The Soul’s Fuel
ISBN 9788119221233

Highlights

Notes

  

How To Be Happy Is it difficult to be happy?

“…No, I told you multiple times that I am fine. Now please leave me alone” — I said to my husband.

Yesterday was our 5th Anniversary. I believed it to be a very special day as we had completed half a decade together, with many more to come. It was the first of the many milestones. Like every other married couples, we have had our share of love, happiness, misunderstandings, fights, but only to make our bond stronger. I had really been looking forward to this day.

I am the kind of person who loves reading romantic novels, cry after watching an emotional movie and love fairy-tales. I knew my husband was just the opposite of me (through experience of-course), but one cannot stop from dreaming, right?? I had this expectation that since, it was the first milestone of our lives; he would have planned something special for me, like a candle-light dinner or something. I had even purchased a sexy backless dress for the occasion.

Finally the day arrived. It started just like I would have expected it to, with a big bouquet of bright red roses lying on my bed side table, just as I opened my eyes. I turned towards where my husband was lying, and found him wide awake and staring at me. He kissed me and we wished each other. I thanked him for the beautiful roses.

Then we got ready for work. When I went down, there was a chocolate cake waiting to greet us and our family members were standing there with open arms. We rushed forward to meet them and take their blessings, cut the cake and accepted the gifts they had got us. Finally we left for office.

On the way, none of us talked about what we would be doing in the evening, and I took it as a cue that he had certainly planned something. With great difficulty I survived through the day at office, as the butterflies in my stomach were killing me. I hated suspense. It was just too much for me to handle. Whenever I read any suspense novel, I would, most of the times, read the end, just to know that my favourite character isn’t dead.

Soon office hours came to an end and I headed home. My husband usually comes a little late, so I took the time to relax. I was expecting that he would call and ask me to be ready, but he didn’t. So I got ready, just in-case he wanted to surprise me and gives me no time to change. I wanted to look my best.

Slowly time passed and soon it was 10 p.m. I was getting impatient and finally called him to ask when he would be coming back home. But what he replied, just broke my hopes into pieces. “I will get very late at work today so please don’t wait for me. I will call for something for dinner. You have yours”- he said. I could hardly speak as emotions took over me, and I just disconnected the call. I changed and directly went to bed, without having dinner.

Next day I was too disgusted with him even to talk and gave him the cold treatment. He kept asking me what’s wrong, but I just didn’t want to talk about it.

What do you think was the main reason for my sadness? Was it that he didn’t take me for dinner or that he didn’t even come early to spend few precious moments with me on our special day? No, it’s none of these. The main reason was expectations. We all have high expectations from others, from ourselves and expectations always hurt.
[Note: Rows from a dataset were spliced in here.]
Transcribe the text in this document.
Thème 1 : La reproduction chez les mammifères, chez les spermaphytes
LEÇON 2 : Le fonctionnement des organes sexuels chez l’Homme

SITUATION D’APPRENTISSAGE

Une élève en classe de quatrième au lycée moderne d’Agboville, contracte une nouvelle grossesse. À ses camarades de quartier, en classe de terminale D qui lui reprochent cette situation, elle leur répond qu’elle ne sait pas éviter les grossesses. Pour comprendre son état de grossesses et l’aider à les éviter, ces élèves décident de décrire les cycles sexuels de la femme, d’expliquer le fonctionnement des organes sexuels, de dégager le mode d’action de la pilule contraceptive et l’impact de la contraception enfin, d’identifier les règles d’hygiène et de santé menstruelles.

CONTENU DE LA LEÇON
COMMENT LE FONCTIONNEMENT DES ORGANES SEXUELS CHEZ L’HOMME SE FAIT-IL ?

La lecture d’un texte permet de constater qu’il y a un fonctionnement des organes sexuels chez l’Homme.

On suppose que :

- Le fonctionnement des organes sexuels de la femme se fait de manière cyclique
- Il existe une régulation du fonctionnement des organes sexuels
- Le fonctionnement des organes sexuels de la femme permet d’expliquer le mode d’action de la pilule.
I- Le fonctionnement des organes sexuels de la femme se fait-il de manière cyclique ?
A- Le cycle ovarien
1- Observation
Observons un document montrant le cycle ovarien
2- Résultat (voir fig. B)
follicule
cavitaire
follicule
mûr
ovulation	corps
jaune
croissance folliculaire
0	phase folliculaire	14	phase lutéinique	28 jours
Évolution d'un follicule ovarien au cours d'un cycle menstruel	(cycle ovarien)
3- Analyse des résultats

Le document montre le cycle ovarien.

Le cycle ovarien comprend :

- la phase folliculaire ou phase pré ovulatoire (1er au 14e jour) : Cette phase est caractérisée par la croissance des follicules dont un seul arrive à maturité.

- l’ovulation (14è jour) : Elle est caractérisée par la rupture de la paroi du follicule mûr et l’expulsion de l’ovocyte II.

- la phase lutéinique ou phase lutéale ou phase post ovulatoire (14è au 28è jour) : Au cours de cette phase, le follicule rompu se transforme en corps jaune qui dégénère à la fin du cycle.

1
In the morning I was happy, because I hadn’t expected the bouquet and the yummy cake. It was unexpected and so it made me feel like I was on top of the world. But for the evening, I had expected a lot from him, knowing that his work nature was uncertain and it required long hours. I was in my own dream world and not wanting to believe the realities of life.

So, what is the most important thing required to be happy? It is not having any expectations from anyone. We need to take life as it comes, and live for today. Do something for someone, and you will observe how this makes you happy. The little things of life makes a person really happy and we need to start admiring them.

Another important thing is pouring our heart out. If something is bothering us and someone approaches us that time and asks if we are fine, say “No, I am not fine”. Sharing our feelings with someone helps us to feel lighter. The person may not be able to provide any solution for it, but just getting it out of our heart, makes us feel better.

If we are feeling sad, we should cry it out. Some believe that crying will show that they are weak, but that’s not true. Instead, being able to cry our heart out, actually displays our strength. We will always feel better once we cry it out and be able to reason things better.

So, live for the moment, be satisfied with yourself and be happy always.

“A great obstacle to happiness is to expect too much happiness.”